Over the years I have tried to "improve" on my bilge alarm system switches. I now have three different kinds throughout the boat. My original ones use a bell-shaped collector in the bilge connected to a rubber tube running up through the deck to a pressure diaphram in a drier location. These have a three inch rubber cap on top. You can pull the cap and jumper the two wires to sound the alarm. Detach the tube from the diaphram and blow through it down to the bilge. There should not be any restriction. Other than this, these are pretty foolproof.
I believe I have replaced all the Rule float switches. These used to work fairly well until Rule had to remove the mercury from the switches (thanks again, EPA) and go to rattely metal balls. These don't seem to last, and their wires seem to corrode off. Also the floats can get stuck on top of some bilge debris, sometimes just enough to give intermittent alarms. This may be your problem. Lift each float to its highest position which should trip the alarm. Sometimes these get detached from their base and just float around.
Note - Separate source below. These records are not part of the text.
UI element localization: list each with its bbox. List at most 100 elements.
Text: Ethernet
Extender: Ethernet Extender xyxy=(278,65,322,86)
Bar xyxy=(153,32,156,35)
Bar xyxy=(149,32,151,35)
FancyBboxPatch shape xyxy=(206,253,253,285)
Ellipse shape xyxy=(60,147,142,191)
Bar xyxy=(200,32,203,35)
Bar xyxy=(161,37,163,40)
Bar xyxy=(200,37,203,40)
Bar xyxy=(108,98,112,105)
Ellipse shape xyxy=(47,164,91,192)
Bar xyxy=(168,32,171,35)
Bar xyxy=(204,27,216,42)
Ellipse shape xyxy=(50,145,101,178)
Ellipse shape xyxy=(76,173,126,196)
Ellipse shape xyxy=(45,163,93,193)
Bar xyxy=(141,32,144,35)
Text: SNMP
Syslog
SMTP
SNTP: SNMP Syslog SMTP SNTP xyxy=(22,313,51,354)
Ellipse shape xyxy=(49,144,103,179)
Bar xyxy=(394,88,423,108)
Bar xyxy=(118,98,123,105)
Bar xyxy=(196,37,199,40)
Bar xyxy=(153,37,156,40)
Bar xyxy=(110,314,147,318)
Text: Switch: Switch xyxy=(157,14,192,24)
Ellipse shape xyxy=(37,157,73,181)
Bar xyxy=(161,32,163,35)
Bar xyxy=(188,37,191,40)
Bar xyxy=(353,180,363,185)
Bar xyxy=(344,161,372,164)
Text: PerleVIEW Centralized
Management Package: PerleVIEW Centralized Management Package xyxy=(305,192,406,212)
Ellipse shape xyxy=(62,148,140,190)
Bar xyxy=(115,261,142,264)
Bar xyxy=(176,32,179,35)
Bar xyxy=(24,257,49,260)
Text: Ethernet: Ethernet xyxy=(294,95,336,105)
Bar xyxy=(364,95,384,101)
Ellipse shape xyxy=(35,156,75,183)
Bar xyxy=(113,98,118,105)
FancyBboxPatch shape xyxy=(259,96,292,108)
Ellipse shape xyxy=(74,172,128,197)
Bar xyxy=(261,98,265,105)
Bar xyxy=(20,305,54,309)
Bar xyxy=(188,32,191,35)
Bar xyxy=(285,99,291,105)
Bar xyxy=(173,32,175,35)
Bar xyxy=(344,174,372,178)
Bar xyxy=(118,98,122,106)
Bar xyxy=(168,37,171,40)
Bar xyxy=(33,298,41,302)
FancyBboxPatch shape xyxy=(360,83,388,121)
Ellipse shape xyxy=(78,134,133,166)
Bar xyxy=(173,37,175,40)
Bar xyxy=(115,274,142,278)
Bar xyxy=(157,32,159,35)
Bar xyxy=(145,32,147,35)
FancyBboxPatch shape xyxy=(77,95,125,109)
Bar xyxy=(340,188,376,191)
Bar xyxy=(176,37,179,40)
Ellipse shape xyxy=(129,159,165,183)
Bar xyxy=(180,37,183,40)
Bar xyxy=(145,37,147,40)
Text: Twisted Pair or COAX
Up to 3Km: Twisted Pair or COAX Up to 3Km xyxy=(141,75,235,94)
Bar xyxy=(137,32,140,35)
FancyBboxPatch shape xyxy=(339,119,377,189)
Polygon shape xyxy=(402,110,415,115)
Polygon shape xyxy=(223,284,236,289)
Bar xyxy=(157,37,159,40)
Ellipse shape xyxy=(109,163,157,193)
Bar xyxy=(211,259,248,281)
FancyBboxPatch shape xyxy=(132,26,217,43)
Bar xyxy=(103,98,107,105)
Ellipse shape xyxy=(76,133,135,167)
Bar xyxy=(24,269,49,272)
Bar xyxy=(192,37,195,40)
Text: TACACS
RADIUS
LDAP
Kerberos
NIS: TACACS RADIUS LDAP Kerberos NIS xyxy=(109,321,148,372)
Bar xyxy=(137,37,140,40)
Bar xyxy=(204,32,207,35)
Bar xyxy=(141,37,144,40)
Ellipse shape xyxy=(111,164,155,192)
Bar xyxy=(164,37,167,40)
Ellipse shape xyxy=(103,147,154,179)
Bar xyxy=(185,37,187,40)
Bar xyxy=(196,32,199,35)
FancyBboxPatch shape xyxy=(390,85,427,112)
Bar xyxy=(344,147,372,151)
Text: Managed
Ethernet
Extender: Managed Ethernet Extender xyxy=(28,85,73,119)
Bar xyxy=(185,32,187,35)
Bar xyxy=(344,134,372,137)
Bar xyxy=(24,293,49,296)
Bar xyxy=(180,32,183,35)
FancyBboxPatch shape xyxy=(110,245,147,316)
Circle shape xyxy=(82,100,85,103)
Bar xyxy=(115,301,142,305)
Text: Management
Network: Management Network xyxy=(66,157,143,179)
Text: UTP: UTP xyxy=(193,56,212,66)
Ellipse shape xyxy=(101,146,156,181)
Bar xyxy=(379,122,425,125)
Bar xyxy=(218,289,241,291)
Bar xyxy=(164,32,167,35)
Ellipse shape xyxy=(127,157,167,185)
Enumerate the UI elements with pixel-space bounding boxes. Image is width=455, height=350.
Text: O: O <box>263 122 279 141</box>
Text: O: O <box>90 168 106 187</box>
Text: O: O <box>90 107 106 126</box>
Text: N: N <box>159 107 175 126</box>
My newer switches are enclosed in a tube to avoid debris, and use sealed magnetic switches tripped by a floating bar magnet inside the tube. Test by grabbing the bar and lifting it up until the alarm sounds. These are expensive, but seem to last.
All of my switches are off until tripped, when energized they conduct electricity to complete the circuit. As you do the inspections you can usually see if something is causing them to be energized. If the switches all seem OK the problem is probably in your safety panel. Less likely is a bad wire shorting, but Hatteras used good wire and is usually well done. To short you need both + and - wires to chafe through, and this usually shorts and trips the breaker for that bilge pump.
I also should mention the day I had intermittent alarms for my pt engine room. The real reason was that the bow compartment alarm had failed, the generator room was trying to fill from a back-siphoned bilge pump, and we were sinking! After fixing this, the next worst thing that day was that all the labels on the bottles in my wine cellar soaked off and we could only identify the wines by opening the bottle and reading the writing on the corks. At least we could tell red from white. After this I installed a second redundant set of bilge pickups in all compartments. I also divided my bow and generator areas into two separate compartments. So far, so good.